Il dato
19.02.2026 - 20:40
Il morbillo torna a far paura in Italia e il Lazio è tra le regioni più colpite. A lanciare l’allarme è l’Istituto Superiore di Sanità, che nel suo ultimo bollettino segnala un aumento significativo dei casi già nel primo mese del 2026. Dal 1° al 31 gennaio sono stati registrati 84 casi di morbillo, contro i 34 dello stesso periodo del 2025: più del doppio in appena dodici mesi.
Un dato che conferma come il virus continui a circolare nel Paese, soprattutto tra i giovani adulti non vaccinati, ma con un impatto rilevante anche sui bambini più piccoli. L’età mediana dei contagiati è di 28 anni, tuttavia l’incidenza più alta si osserva nella fascia 0-4 anni, con due casi segnalati in bambini sotto l’anno di età, quindi troppo piccoli per essere vaccinati.
Secondo l’Iss, quasi la totalità dei casi registrati a gennaio 2026 proviene da sei regioni: Lombardia, Toscana, Lazio, Campania, Puglia e Calabria. Un segnale che indica come il fenomeno non sia episodico, ma concentrato in aree dove persistono sacche di popolazione non immunizzata. Il dato più allarmante riguarda proprio la copertura vaccinale: il 90,9% delle persone contagiate non era vaccinato al momento dell’infezione.
Preoccupa anche la gravità dei casi. Più di un terzo dei pazienti ha sviluppato almeno una complicanza, con polmonite ed epatite tra le più frequenti. Tra i contagiati figurano anche cinque operatori sanitari, quattro dei quali non vaccinati: un elemento che riaccende il dibattito sulla sicurezza nei luoghi di cura e sull’importanza dell’immunizzazione per chi lavora a contatto con soggetti fragili.

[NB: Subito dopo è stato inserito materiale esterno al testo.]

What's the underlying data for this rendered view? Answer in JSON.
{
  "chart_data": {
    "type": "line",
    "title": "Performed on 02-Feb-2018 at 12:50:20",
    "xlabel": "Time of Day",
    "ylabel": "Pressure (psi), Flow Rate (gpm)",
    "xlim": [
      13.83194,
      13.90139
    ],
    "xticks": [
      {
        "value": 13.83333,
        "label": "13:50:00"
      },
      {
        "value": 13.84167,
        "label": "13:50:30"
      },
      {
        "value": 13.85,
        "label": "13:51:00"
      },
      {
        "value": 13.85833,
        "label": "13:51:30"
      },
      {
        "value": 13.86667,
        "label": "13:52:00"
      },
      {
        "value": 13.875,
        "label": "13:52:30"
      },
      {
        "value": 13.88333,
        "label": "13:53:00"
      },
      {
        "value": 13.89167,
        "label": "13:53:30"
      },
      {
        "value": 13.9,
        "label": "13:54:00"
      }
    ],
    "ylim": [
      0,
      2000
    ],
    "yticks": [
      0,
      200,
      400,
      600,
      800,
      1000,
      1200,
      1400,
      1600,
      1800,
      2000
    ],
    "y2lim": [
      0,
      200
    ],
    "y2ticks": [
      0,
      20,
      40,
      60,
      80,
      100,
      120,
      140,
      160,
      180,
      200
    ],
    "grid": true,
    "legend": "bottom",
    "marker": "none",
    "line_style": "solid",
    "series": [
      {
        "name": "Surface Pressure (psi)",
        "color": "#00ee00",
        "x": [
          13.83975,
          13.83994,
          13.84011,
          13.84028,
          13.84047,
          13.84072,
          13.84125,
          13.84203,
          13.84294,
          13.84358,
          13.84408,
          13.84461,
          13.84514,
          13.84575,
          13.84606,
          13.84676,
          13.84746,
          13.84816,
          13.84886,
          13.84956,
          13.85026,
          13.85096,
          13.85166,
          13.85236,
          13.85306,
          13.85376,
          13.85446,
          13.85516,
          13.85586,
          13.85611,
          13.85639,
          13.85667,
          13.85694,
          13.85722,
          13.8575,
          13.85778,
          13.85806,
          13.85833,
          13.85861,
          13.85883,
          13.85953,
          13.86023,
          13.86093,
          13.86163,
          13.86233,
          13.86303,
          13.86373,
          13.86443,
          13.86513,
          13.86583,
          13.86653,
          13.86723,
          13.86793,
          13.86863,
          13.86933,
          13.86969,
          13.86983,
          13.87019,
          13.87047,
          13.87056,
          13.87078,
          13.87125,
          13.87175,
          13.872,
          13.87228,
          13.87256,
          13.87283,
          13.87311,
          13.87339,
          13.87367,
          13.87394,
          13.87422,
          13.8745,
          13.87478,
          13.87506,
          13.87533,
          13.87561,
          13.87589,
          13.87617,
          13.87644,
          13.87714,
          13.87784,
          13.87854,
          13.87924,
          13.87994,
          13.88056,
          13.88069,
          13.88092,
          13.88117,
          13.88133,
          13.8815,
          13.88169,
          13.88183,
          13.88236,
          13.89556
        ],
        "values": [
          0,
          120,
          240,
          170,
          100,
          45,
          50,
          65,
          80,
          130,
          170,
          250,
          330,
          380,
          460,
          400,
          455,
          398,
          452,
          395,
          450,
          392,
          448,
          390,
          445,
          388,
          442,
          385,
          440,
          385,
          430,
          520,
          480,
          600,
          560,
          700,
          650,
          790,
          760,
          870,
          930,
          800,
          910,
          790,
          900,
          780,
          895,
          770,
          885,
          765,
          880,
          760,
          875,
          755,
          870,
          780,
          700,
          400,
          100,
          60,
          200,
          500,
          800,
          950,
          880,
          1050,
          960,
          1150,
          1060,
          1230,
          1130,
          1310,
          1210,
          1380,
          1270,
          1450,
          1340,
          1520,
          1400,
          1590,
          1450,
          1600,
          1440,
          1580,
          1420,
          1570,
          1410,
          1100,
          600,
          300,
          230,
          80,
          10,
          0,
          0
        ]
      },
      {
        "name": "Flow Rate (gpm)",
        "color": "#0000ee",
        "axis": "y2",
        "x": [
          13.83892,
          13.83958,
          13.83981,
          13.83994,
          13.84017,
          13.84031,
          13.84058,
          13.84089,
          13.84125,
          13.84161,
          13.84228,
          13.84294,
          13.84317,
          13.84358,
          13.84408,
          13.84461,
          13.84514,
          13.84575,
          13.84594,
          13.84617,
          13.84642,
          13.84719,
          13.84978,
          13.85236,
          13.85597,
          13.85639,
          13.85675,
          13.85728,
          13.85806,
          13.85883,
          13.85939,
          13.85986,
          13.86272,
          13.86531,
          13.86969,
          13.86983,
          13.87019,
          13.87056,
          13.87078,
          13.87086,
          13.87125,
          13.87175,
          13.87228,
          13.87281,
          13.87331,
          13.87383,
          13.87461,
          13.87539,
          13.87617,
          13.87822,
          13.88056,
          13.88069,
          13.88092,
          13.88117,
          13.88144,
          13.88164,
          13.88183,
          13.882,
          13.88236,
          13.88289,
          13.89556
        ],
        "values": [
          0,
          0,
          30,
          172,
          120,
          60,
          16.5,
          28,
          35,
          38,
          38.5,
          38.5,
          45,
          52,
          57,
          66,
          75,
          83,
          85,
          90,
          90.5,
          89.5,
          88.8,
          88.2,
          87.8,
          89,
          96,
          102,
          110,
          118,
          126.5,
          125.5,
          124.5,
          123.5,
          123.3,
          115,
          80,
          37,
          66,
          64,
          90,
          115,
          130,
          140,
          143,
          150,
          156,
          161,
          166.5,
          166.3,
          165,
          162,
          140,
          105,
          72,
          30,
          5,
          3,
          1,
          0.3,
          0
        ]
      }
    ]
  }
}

Il quadro italiano si inserisce in un contesto europeo altrettanto delicato. L’Ecdc segnala che nel 2025, in 30 Paesi dell’Unione Europea e dello Spazio economico europeo, sono stati notificati 7.655 casi di morbillo e 8 decessi. Numeri inferiori rispetto al picco del 2024, ma quasi doppi rispetto al 2023. Anche a livello continentale, la maggioranza dei casi riguarda persone non vaccinate.
A confermare la portata del problema è infine l’Organizzazione Mondiale della Sanità, che ha annunciato il ripristino della trasmissione endemica del morbillo in diversi Paesi europei, tra cui Spagna e Regno Unito.
Dati che riportano al centro una questione cruciale: la vaccinazione. Per gli esperti, resta lo strumento più efficace per prevenire il morbillo, evitare complicanze gravi e proteggere i più vulnerabili. L’aumento dei casi a inizio 2026 dimostra che abbassare la guardia può avere conseguenze immediate.